Bruxelles – Ogni anno ben 120.000 lavoratori altamente qualificati (cioè che hanno continuato i loro studi dopo il liceo) lasciano la zona euro per trovare una nuova occupazione altrove. Per reagire alla fuga di cervelli l’Europa deve puntare sulle startup, e rendere l’Unione un posto ambito per i giovani imprenditori. E’ la tesi espressa su Euractiv.com da Lenard Koschwitz, direttore degli affari europei presso la Allied for startups, secondo il quale un passo necessario è la creazione di un visto per le startup, valido per tutta l’Ue, per facilitare gli imprenditori nel processo di creazione di nuove imprese e nell’assunzione di dipendenti di talento. Koschwitz ritiene che la ricetta del successo sia un mix di mercato, talento, cultura e capitale all’interno di un quadro normativo attraente. Un visto per le startup potrebbe quindi essere il punto di partenza per convincere i lavoratori e gli imprenditori a restare nell’Ue.

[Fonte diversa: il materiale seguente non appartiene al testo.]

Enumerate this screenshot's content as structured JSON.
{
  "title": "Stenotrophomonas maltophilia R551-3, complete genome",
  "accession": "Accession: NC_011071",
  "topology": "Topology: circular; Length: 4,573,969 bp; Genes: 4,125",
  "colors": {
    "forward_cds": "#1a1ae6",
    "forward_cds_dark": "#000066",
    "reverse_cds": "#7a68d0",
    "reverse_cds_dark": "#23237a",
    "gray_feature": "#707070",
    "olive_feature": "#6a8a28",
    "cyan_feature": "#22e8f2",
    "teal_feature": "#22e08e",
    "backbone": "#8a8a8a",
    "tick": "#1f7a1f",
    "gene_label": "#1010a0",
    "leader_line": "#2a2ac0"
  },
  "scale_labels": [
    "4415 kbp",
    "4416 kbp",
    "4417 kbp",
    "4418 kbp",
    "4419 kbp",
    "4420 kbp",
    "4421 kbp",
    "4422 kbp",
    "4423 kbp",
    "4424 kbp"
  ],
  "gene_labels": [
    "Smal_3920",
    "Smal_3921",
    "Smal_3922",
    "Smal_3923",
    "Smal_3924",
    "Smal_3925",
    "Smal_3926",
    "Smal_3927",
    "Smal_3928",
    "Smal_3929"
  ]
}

In vista della proposta che già domani dovrebbe essere dalla Commissione europea per la creazione di una ‘carta blu’ per i lavoratori altamente qualificati, Koschwitz si augura che l’esecutivo ascolti ciò che è stato chiesto dagli Stati durante lo scorso Consiglio competitività: “Incrementare l’espansione transfrontaliera delle start-up e l’attrattiva dell’Unione europea per gli innovatori”. Nel frattempo il direttore degli Affari europei per Allied for startups evidenzia alcuni aspetti del visto europeo per le startup che potrebbero avere ricadute positive su tutta l’economia europea.

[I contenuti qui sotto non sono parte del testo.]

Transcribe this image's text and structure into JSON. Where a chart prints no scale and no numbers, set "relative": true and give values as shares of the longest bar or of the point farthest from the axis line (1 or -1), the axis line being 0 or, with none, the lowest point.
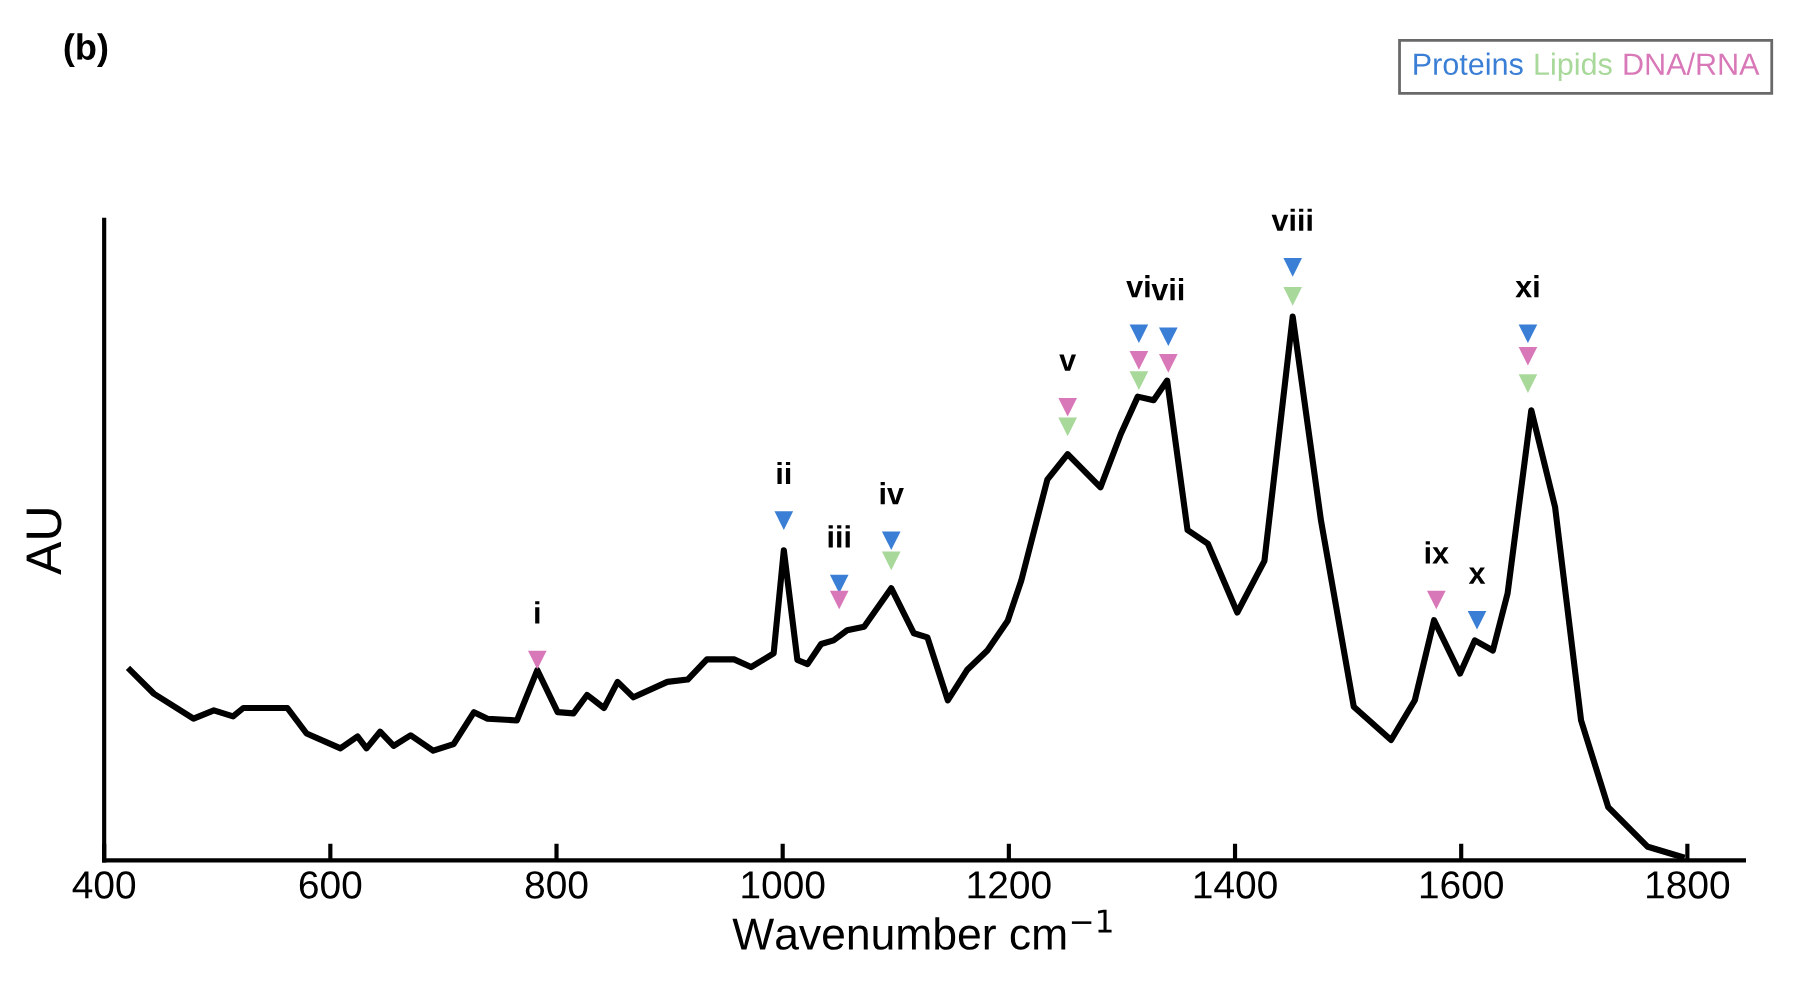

1.Aumentare l’attrattività per l’intera economia europea
Non è detto che un visto per le startup ben concepito attiri un alto numero di imprenditori, ma è anche vero che uno concepito male o la sua totale assenza dissuaderà totalmente i lavoratori dall’usufruirne. Attualmente esistono nei Paesi dell’Unione otto programmi di visto per le startup, ma la maggior parte di questi non raggiunge gli obiettivi. In Irlanda, per esempio, nonostante un funzionante ecosistema per gli imprenditori, sono state ricevute solo 50 applicazioni in tre anni.
2. Collaborazione pubblico-privata focalizzata sugli imprenditori
L’approvazione del visto dovrebbe essere una decisione basata sul business, quindi non dovrebbe essere nelle mani delle amministrazioni che, invece, devono garantire che gli imprenditori abbiano sia i mezzi sia le assicurazioni necessarie per il loro soggiorno.
3. Dare spazio agli innovatori può portare ricadute positive
Alcuni programmi nazionali, come Supporto imprenditoriale in Spagna e l’ internationalisation Act, cercano d’incanalare l’innovazione verso settori e industrie specifici. Ma è importante riconoscere che cambiare direzione e settori è una parte costitutiva delle startup. Queste sono mobili e spesso si trasformano fino a che non riescono a trovare il prodotto giusto per il mercato. Un visto europeo non dovrebbe quindi essere limitato a determinati settori.
4. Procedure semplici e accelerate
Imprenditori ad alto potenziale e individui di talento potrebbero scegliere l’Ue se questa avesse da offrire un giusto mix di dimensioni del mercato, capitale, cultura, talento, densità e regolamentazione. È importante ricordare ai policymakers che non è il visto che attrae, ma l’intero ecosistema. Un visto ideale per gli imprenditori high-tech e high-growth deve essere facile da ottenere, o comunque non deve comportare ritardi nella creazione delle loro attività.
5.Abbracciare l’insuccesso per il beneficio di tutti
E’ difficile dire se una startup avrà effettivamente successo, ma a prescindere dal suo esito economico il processo di costruzione di una società influisce positivamente non solo sul fondatore, ma sull’intera economia circostante. Nella Silicon Valley il 50% delle startup ha almeno un immigrato come fondatore chiave, contribuendo così alla diversità culturale, all’apertura e alla creatività dell’ecosistema. Nell’Ue invece solo il 10% dei fondatori sono migranti e solo 3 su 10 dipendenti nelle startup provengono da un Paese diverso da quello in cui è situata l’impresa.
6.Pensando al prossimo passo
Il visto sarebbe il primo grande passo per realizzare la visione digitale dell’Europa. Ma c’è ancora molto da fare. I governi per primi devono capire che il loro contributo nel settore degli stipendi e delle abitazioni è fondamentale per mantenere le aziende di successo. Inoltre l’Europa deve introdurre delle norme non solo per le persone che hanno intenzione di creare delle startup, ma anche per facilitare la migrazione di coloro che lavorano presso una azienda tech europea. Lo stesso dovrebbe valere anche per gli investitori, per fare in modo che il denaro fluisca dove ci sono le startup, e non il contrario.